You cannot dismiss these kinds of stereotypical views about Jews and Muslims as historical curiosities which you do not have to reflect on.
Specific Danger
In the Enlightenment, the Protestant understanding of religion was generalised, so to speak, as a consistent set of beliefs. This became the standard which all religions had to meet. I show in my research how this norm has affected liberal thinkers’ ideas. For example, the influential American philosopher John Rawls (1921-2002) reduces religion to a strictly personal conviction. It is something for ‘behind closed doors’. The government mustn’t only be impartial or neutral towards various religions, but towards all its citizens’ moral, philosophical and religious doctrines.
Additionally, both Rawls and Habermas’ work regularly contains the idea that religion poses a specific danger. Jürgen Habermas (1929) presents religion as a unique form of ‘energy’ which dominates the entire lives of believers – as individuals and citizens. He principally links this danger to Islam, arguing that this religion, unlike Judaism and Christianity, isn’t yet able to reflect on itself. Habermas thinks that Islam still has to go through this development.

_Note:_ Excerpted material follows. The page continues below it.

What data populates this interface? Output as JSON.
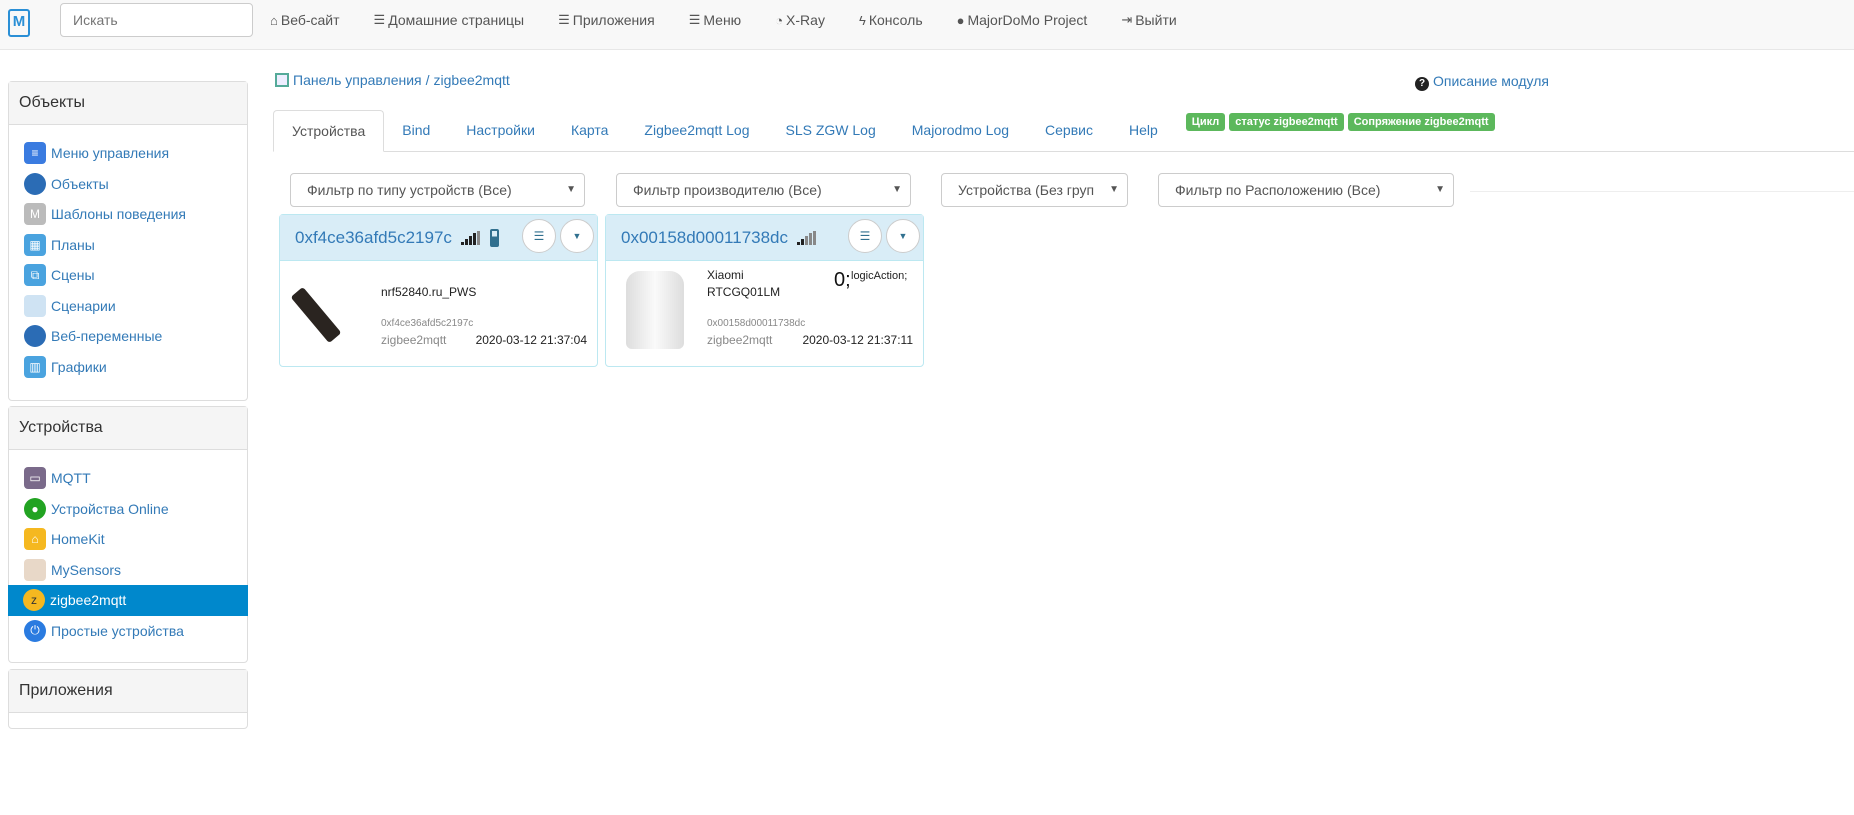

I use my historical perspective to show that the political and historical context determines which religions one considers dangerous and which characteristics are deemed politically relevant. This insight qualifies rigorous claims like Habermas’, which compares entire religions in their totality.
I hope my dissertation will make people look more critically at the ways in which religions are politicised. It certainly illustrates that the concept of a ‘Judeo-Christian civilisation’ is absurd, let alone the demand in some political quarters to protect it.